Because the cells are a patients own, there is no risk of tissue rejection. The modified stem cells then give rise to modified T cells that are more resistant to infection by HIV, say the researchers.
One week after the infusion, researchers were able to find modified T cells in the patients blood. Four weeks after the infusion, six of the 12 patients in the study temporarily stopped taking their antiretroviral drugs so the researchers could assess the effect of the genome-editing treatment on the amount of the virus in the patients bodies. In four of these patients, the amount of HIV in the blood dropped. In one patient, the virus could no longer be detected at all. The team later discovered that this best responder had naturally already had one mutated copy of the CCR5 gene.

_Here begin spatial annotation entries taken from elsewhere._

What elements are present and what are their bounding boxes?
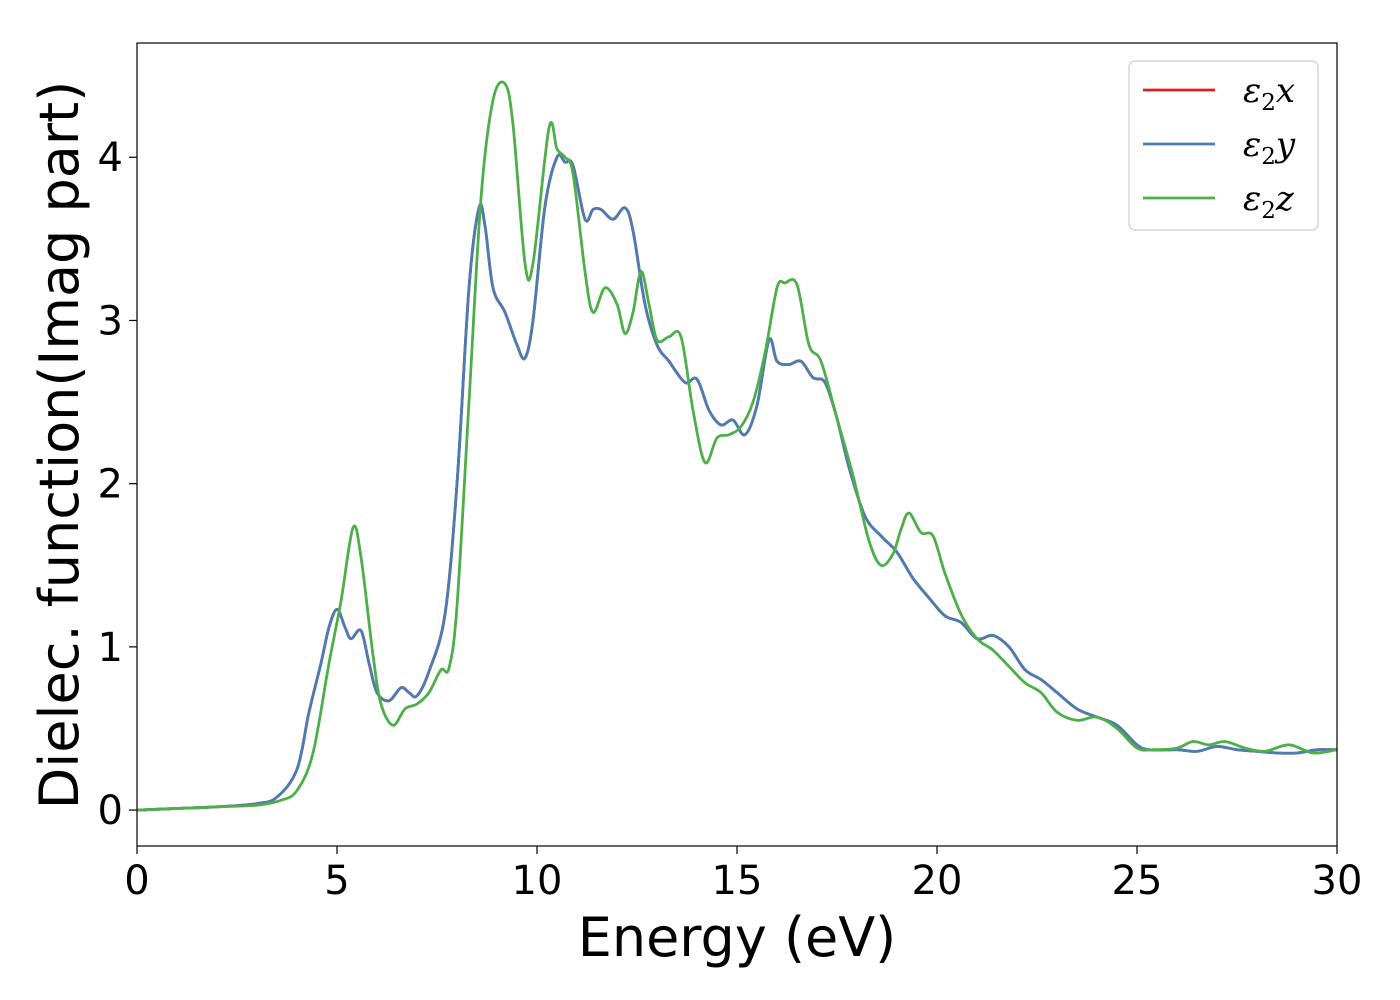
x-tick-label: 20 — [912, 858, 963, 904]
y-tick-label: 3 — [98, 298, 123, 344]
legend: ε2x ε2y ε2z — [1128, 60, 1319, 231]
legend-label: ε2x — [1243, 71, 1295, 116]
x-tick-label: 25 — [1112, 858, 1163, 904]
series-lines — [137, 80, 1337, 812]
series-line-z — [137, 80, 1337, 812]
legend-entry-y: ε2y — [1143, 125, 1296, 170]
x-tick-label: 0 — [124, 858, 149, 904]
legend-label: ε2z — [1243, 179, 1295, 224]
legend-entry-z: ε2z — [1143, 179, 1295, 224]
series-line-x — [137, 153, 1337, 812]
y-tick-label: 2 — [98, 462, 123, 508]
x-tick-label: 5 — [324, 858, 349, 904]
y-tick-label: 1 — [98, 625, 123, 671]
x-tick-label: 10 — [512, 858, 563, 904]
x-tick-label: 30 — [1312, 858, 1363, 904]
x-axis-title: Energy (eV) — [578, 906, 897, 969]
series-line-y — [137, 153, 1337, 812]
y-tick-label: 4 — [98, 135, 123, 181]
x-tick-label: 15 — [712, 858, 763, 904]
legend-box — [1128, 60, 1319, 231]
legend-label: ε2y — [1243, 125, 1296, 170]
x-axis-ticks: 0 5 10 15 20 25 30 — [124, 846, 1362, 904]
y-axis-ticks: 0 1 2 3 4 — [98, 135, 137, 834]
y-tick-label: 0 — [98, 788, 123, 834]
legend-entry-x: ε2x — [1143, 71, 1295, 116]
y-axis-title: Dielec. function(Imag part) — [28, 81, 91, 810]
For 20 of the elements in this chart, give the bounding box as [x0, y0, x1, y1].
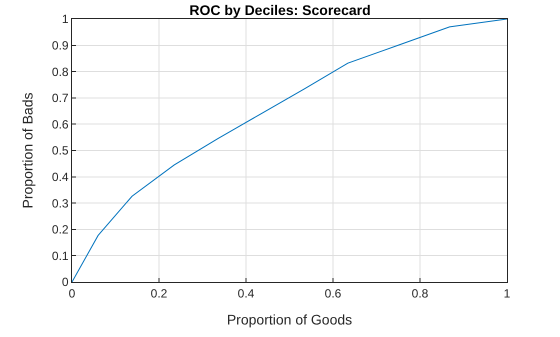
y-tick-label: 0.5 — [52, 144, 69, 158]
x-tick-label: 0.2 — [150, 286, 168, 300]
y-axis-title: Proportion of Bads — [20, 92, 36, 208]
y-tick-label: 0.4 — [52, 170, 69, 184]
x-tick-label: 0.4 — [238, 286, 255, 300]
x-tick-label: 0.8 — [412, 286, 429, 300]
y-tick-label: 0.1 — [52, 248, 69, 263]
x-tick-label: 1 — [504, 286, 511, 300]
line-series — [72, 19, 507, 282]
y-tick-label: 0.2 — [52, 222, 69, 237]
x-axis-title: Proportion of Goods — [226, 312, 352, 328]
y-tick-label: 0.8 — [52, 64, 69, 79]
y-tick-label: 1 — [62, 12, 69, 26]
x-tick-label: 0.6 — [324, 286, 342, 300]
y-tick-label: 0.3 — [52, 196, 69, 210]
chart-title: ROC by Deciles: Scorecard — [189, 2, 371, 18]
y-tick-label: 0.6 — [52, 117, 69, 132]
y-tick-label: 0.9 — [52, 38, 69, 52]
y-tick-label: 0.7 — [52, 91, 69, 106]
y-tick-label: 0 — [62, 275, 69, 290]
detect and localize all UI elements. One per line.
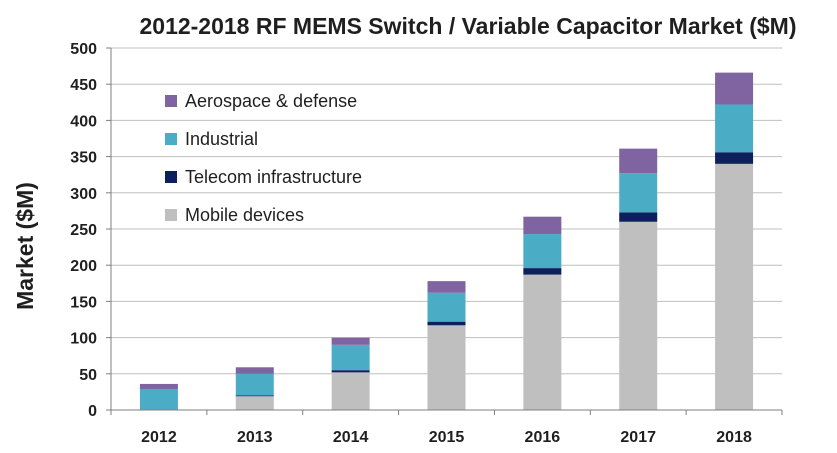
bar-segment bbox=[619, 221, 658, 410]
y-tick-label: 500 bbox=[70, 41, 97, 58]
bar-segment bbox=[523, 216, 562, 235]
bar-segment bbox=[139, 383, 178, 390]
bar-segment bbox=[523, 234, 562, 269]
bar-segment bbox=[715, 152, 754, 164]
x-tick-label: 2016 bbox=[525, 429, 561, 446]
legend-swatch bbox=[165, 171, 177, 183]
y-tick-label: 200 bbox=[70, 258, 97, 275]
bar-segment bbox=[139, 389, 178, 410]
bar-segment bbox=[427, 281, 466, 293]
x-tick-label: 2015 bbox=[429, 429, 465, 446]
legend-swatch bbox=[165, 209, 177, 221]
bars bbox=[139, 72, 754, 410]
y-tick-label: 300 bbox=[70, 186, 97, 203]
y-tick-label: 150 bbox=[70, 294, 97, 311]
x-tick-label: 2018 bbox=[716, 429, 752, 446]
bar-segment bbox=[619, 148, 658, 174]
bar-segment bbox=[331, 370, 370, 373]
bar-segment bbox=[523, 268, 562, 275]
y-tick-label: 450 bbox=[70, 77, 97, 94]
bar-segment bbox=[427, 292, 466, 322]
bar-segment bbox=[427, 321, 466, 326]
gridlines bbox=[111, 47, 782, 375]
x-tick-label: 2012 bbox=[141, 429, 177, 446]
legend: Aerospace & defense Industrial Telecom inf… bbox=[165, 91, 362, 225]
bar-segment bbox=[427, 325, 466, 410]
axes: 0 50 100 150 200 250 300 350 400 450 500 2012 2013 20… bbox=[70, 41, 783, 446]
bar-segment bbox=[715, 163, 754, 410]
bar-segment bbox=[619, 212, 658, 222]
y-tick-label: 250 bbox=[70, 222, 97, 239]
bar-segment bbox=[235, 367, 274, 374]
y-tick-label: 50 bbox=[79, 367, 97, 384]
legend-label: Mobile devices bbox=[185, 205, 304, 225]
legend-swatch bbox=[165, 95, 177, 107]
chart-title: 2012-2018 RF MEMS Switch / Variable Capa… bbox=[139, 13, 796, 39]
x-tick-label: 2014 bbox=[333, 429, 369, 446]
bar-segment bbox=[619, 173, 658, 213]
legend-label: Aerospace & defense bbox=[185, 91, 357, 111]
y-axis-title: Market ($M) bbox=[12, 182, 38, 310]
y-tick-label: 0 bbox=[88, 403, 97, 420]
legend-label: Industrial bbox=[185, 129, 258, 149]
x-tick-label: 2013 bbox=[237, 429, 273, 446]
bar-segment bbox=[235, 373, 274, 396]
bar-segment bbox=[235, 395, 274, 397]
bar-segment bbox=[331, 344, 370, 371]
bar-segment bbox=[235, 396, 274, 410]
bar-segment bbox=[523, 274, 562, 410]
bar-segment bbox=[715, 104, 754, 153]
bar-segment bbox=[715, 72, 754, 105]
x-tick-label: 2017 bbox=[620, 429, 656, 446]
bar-segment bbox=[331, 372, 370, 410]
legend-label: Telecom infrastructure bbox=[185, 167, 362, 187]
y-tick-label: 400 bbox=[70, 113, 97, 130]
legend-swatch bbox=[165, 133, 177, 145]
y-tick-label: 100 bbox=[70, 331, 97, 348]
y-tick-label: 350 bbox=[70, 150, 97, 167]
bar-segment bbox=[331, 337, 370, 345]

Patients who carry one broken copy of the CCR5 progress to AIDS more slowly than those who dont, says Bruce Levine, a cell and gene therapy researcher at the University of Pennsylvania School of Medicine and coauthor on the study. Because all of the cells in that best-responder patient already carried one disrupted copy of CCR5, the modification by the zinc finger nuclease led to T cells with no functional copies of the gene. That means the cells are fully resistant to HIV infection. The team is now working to increase the number of immune cells that end up carrying two broken copies of CCR5.